UPDATE: On Dec. 1, 2020, the U.S. Women’s Soccer Team settled its class action lawsuit over working conditions with the U.S. Soccer Federation, but the team’s fight for equal pay continues.


A group of women soccer players who say they are paid much less than men by the U.S. Soccer Federation claim that they are owed nearly $67 million in damages.

The plaintiffs also allege that the collective bargaining agreements that have come to light as a part of the U.S. women’s soccer gender pay class action lawsuit are evidence of unequal compensation between men and women.

The complaint was originally filed on International Women’s Day in March 2019 alleging that the U.S. Soccer Federation paid women players much less than their male counterparts, despite better performance. It came on the heels of the women’s team winning the World Cup.

The U.S. women’s soccer gender pay class action survived a motion to stay the litigation. Then, in November 2019, the plaintiffs’ proposed Classes were certified by a federal judge. The proposed Classes include a damages Class and injunctive relief Class.

The class action lawsuit alleges that not only were U.S. women soccer players paid less, they were given less access to resources and benefits, like chartered flights, inferior playing fields, and lower ticket prices, than male soccer players.

Most recently, the plaintiffs filed a motion for summary judgment on some of the U.S. women’s soccer gender pay class action lawsuit claims.

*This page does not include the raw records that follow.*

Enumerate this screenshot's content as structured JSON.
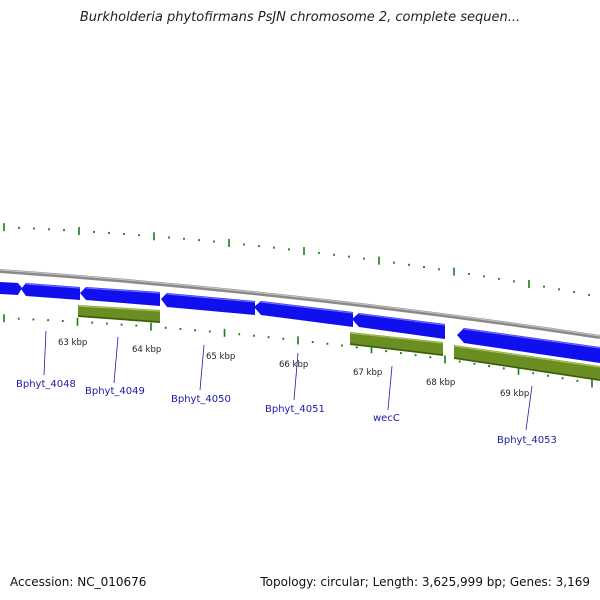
{
  "title": "Burkholderia phytofirmans PsJN chromosome 2, complete sequen...",
  "footer": {
    "accession": "Accession: NC_010676",
    "summary": "Topology: circular; Length: 3,625,999 bp; Genes: 3,169"
  },
  "colors": {
    "forward_gene": "#1010ee",
    "reverse_gene": "#6b8e23",
    "backbone": "#8a8a8a",
    "tick": "#1a7a1a",
    "label": "#1a1aa6"
  },
  "tick_labels": [
    "63 kbp",
    "64 kbp",
    "65 kbp",
    "66 kbp",
    "67 kbp",
    "68 kbp",
    "69 kbp"
  ],
  "gene_labels": [
    "Bphyt_4048",
    "Bphyt_4049",
    "Bphyt_4050",
    "Bphyt_4051",
    "wecC",
    "Bphyt_4053"
  ]
}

The motion argues that the collective bargaining agreements that have been made public by the litigation proves that pay discrimination exists.

“This is the rare case where it is plaintiffs who are entitled to summary judgment in a wage discrimination case because the undisputed fact of the rate of pay discrimination against the female employees is contained in written collective bargaining agreements and the common defendant employer has not come forward with evidence to meet its burden of proving that this indisputable discrimination is the result of a cause other than gender or that any other affirmative defenses apply,” contends the plaintiffs in their motion.

In response, the U.S. Soccer Federation argued that men and women were paid for different services.

“Plaintiffs ask the court to conclude that U.S. Soccer is required to pay them the same amount of money for winning the Women’s World Cup that the [Men’s National Team] would have been paid if they had won the World Cup for men,” claimed the defendant in its motion.

“The undisputed facts, however, show that the two events are ‘completely different tournaments’ and that U.S. Soccer legitimately ‘bargained differently’ to determine the compensation for players competing in these two different competitions.”

What do you think about the alleged unequal pay between men and women soccer players? Tell us in the comments below.

The soccer players are represented by Jeffrey L. Kessler, David G. Feder, Cardelle B. Spangler, Diana Hughes Leiden, and Jennifer E. Parsigian of Winston & Strawn LLP.

The U.S. Women’s Soccer Gender Pay Class Action Lawsuit is Alex Morgan, et al. v. U.S. Soccer Federation Inc., Case No. 2:19-cv-01717, in the U.S. District Court for the Central District of California.